Арка! Арка, через которое в свое время в Барельвицу ступил Даргейн Завоеватель. Образно говоря, столица началась именно отсюда. Настроение у меня сейчас было самое солнечное: ведь если получится устроить свою пьесу в Корона д’Артур, возможно, получится переехать в столицу! Нет, я безумно любила свой маленький город, где по утрам в окна врывался шум Южного моря, но это же Барельвица! Здесь я смогу писать и представлять свои пьесы лично, как делаю это сейчас. А еще присутствовать на премьерах! А еще…
– Эри! – Спешащий куда-то мужчина приподнял котелок, извиняясь – чтобы пройти по узенькой улочке ему пришлось меня потеснить.
Здесь, в центре, все улочки такие, исключение составляет разве что площадь перед Корона д’Артур, но оно и понятно. Хотела бы я посмотреть, как к вечернему представлению съезжается весь свет Барельвицы. Эри и эрины в роскошных платьях, и эрны – во фраках. Как из распахнутых настежь дверей льется свет, позолотой стекая по гербам на каретах. Как, возможно, с подножки одной из них спускается его величество Гориан Третий.

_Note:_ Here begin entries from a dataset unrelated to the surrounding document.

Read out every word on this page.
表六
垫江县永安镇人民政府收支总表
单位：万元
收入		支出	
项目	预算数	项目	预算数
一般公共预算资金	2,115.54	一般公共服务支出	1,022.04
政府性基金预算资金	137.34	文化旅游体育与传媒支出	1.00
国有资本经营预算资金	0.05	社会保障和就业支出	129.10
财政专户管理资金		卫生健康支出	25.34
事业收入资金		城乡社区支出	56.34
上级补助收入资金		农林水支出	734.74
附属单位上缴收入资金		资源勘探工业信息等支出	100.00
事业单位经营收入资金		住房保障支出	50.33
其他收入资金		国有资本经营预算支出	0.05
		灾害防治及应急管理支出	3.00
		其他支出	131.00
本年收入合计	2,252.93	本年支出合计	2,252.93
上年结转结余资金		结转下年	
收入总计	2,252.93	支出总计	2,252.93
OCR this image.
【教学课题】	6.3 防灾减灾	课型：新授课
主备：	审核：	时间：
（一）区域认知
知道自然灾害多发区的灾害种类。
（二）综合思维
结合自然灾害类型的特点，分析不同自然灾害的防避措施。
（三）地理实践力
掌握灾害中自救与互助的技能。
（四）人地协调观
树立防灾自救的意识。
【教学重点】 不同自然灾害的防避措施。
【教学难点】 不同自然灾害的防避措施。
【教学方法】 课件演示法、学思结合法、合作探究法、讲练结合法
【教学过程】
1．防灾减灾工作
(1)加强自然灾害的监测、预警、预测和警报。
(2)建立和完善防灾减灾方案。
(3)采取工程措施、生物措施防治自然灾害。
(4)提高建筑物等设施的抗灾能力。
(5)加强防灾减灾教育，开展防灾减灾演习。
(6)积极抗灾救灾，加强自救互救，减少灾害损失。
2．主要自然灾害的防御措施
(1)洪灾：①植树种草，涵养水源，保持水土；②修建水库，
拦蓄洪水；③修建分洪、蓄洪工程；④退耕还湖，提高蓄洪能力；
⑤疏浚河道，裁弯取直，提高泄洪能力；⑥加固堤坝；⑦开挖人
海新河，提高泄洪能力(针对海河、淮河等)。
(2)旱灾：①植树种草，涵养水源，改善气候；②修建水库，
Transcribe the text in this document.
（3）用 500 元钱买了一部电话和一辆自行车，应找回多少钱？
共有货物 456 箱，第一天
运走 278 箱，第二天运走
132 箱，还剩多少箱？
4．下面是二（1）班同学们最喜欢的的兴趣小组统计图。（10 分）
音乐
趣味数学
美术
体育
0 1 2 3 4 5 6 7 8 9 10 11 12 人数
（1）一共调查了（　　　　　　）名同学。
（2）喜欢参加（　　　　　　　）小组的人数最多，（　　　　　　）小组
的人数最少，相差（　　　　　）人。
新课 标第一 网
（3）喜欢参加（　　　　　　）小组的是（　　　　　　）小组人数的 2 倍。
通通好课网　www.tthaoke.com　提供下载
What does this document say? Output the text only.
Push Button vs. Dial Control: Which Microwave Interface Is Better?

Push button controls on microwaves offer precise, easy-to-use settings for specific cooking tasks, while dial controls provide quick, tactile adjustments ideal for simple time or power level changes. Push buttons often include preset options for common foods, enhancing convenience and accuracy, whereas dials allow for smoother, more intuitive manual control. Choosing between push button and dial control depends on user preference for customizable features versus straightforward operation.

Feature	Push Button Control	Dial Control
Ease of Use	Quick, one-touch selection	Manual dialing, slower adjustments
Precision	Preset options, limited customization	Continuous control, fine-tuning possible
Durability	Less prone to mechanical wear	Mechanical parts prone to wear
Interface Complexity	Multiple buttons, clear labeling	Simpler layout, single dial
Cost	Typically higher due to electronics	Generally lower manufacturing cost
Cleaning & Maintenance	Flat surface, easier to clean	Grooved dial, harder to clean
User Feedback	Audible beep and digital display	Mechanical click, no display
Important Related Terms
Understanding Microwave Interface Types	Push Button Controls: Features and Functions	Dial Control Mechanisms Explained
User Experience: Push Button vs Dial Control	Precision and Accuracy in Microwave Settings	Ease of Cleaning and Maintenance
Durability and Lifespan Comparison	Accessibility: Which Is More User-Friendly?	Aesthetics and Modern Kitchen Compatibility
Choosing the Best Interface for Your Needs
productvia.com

Театр – королевское развлечение.
Так всегда говорила матушка. Меня же с самого детства неумолимо тянуло к театру, с неудержимой силой. Возможно, именно поэтому я и решилась написать пьесу серьезно. Кипы «несерьезного» покоились в моем шкафу, в доме родительницы, и занимали больше полок, чем моя одежда. Одно время у меня все пальцы были синие от чернил (потому что к занятиям в школе для девочек и урокам добавлялись мои вечерние посиделки над пьесами), а однажды я даже натерла пером мозоль, которая не сходила два года.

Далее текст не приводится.